Junji Ito is widely regarded as Japan's most successful and acclaimed horror writer, born in 1963 in the Gifu Prefecture. However, Ito is not a traditional writer of short stories or novels, but rather a mangaka, creating his unique brand of horror through drawn and written stories. His work is characterized by an off-kilter, surreal, and otherworldly eeriness that sets him apart from other horror writers.
Ito's interest in horror manga began in his youth, inspired by his older sister's drawings and the works of Kazuo Umezu. Despite his passion for drawing, Ito trained as a dental technician after graduation. He balanced his dental career with his hobby until the early 1990s, when his success as a horror mangaka grew. Ito's work often features common obsessions such as beauty, long hair, and beautiful girls, which are explored in his Tomie and Flesh-Colored Horror comic collections.

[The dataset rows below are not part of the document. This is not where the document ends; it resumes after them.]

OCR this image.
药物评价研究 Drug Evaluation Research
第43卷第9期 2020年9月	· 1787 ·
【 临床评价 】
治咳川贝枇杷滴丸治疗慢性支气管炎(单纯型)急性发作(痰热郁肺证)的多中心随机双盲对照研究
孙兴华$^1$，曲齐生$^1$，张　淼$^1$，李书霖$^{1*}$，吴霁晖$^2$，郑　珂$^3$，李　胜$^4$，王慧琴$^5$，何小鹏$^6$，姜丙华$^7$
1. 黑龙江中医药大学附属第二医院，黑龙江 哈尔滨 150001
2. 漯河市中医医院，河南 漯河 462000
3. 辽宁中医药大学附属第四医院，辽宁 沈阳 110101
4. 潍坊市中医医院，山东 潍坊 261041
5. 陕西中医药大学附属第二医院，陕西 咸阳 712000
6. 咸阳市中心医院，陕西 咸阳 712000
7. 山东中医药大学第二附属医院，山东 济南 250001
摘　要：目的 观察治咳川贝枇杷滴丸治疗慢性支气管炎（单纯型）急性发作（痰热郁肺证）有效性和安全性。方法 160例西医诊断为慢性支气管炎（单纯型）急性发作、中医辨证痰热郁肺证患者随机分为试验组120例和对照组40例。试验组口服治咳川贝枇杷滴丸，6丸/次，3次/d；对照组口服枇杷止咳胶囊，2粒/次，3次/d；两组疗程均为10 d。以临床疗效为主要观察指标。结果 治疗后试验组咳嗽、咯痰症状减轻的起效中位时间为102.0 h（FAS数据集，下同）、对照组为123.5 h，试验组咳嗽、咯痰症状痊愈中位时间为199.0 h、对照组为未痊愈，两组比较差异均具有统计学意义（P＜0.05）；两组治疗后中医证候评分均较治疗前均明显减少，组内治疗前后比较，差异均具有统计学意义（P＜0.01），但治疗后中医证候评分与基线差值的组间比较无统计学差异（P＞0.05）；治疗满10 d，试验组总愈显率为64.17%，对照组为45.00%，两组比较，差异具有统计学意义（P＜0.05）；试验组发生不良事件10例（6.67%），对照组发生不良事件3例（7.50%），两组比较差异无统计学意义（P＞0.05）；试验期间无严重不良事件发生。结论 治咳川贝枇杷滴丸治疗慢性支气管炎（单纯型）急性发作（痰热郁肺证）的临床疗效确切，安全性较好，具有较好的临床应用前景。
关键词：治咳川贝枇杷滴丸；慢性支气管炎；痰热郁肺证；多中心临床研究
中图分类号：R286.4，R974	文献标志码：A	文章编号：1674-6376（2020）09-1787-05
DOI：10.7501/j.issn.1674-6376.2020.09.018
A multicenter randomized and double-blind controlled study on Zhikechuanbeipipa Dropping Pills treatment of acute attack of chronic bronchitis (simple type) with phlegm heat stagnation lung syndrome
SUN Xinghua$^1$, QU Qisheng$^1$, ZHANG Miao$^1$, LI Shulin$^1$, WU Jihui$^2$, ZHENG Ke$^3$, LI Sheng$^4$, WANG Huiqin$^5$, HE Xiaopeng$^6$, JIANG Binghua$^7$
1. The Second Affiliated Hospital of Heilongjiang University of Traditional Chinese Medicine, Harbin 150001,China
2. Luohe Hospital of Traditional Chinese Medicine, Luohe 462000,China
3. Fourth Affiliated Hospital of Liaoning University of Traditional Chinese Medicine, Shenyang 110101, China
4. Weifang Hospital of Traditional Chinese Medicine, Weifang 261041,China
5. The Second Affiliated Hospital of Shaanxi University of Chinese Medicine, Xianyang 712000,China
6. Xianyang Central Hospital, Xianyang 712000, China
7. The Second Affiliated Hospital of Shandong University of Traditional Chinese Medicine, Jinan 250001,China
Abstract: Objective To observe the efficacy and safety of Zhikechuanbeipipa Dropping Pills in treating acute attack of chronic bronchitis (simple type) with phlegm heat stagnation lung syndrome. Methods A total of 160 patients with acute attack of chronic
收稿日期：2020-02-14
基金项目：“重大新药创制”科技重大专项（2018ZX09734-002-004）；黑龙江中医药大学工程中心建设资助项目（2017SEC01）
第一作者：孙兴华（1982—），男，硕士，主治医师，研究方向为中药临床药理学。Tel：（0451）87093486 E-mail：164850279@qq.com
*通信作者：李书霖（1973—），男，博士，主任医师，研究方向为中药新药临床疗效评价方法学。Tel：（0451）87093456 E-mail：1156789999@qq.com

In Ito's universe, his characters often become victims of malevolent and unnatural circumstances for no discernible reason or are punished disproportionately for minor infractions against an unknown and incomprehensible natural order. His longest work, Uzumaki, is a three-volume series about a town's obsession with spirals. The book is known for its ghastly and convincingly drawn deaths, as well as its effective atmosphere of creeping fear.
Before Uzumaki, Ito was best known for his Tomie comic series about a beautiful, teasing, and eternally youthful high school girl who inspires her stricken admirers to murder each other in fits of jealous rage. Ito's works have been adapted for TV and the cinema, with Tomie being adapted into a movie in 1998 during the horror boom that followed the success of Ringu.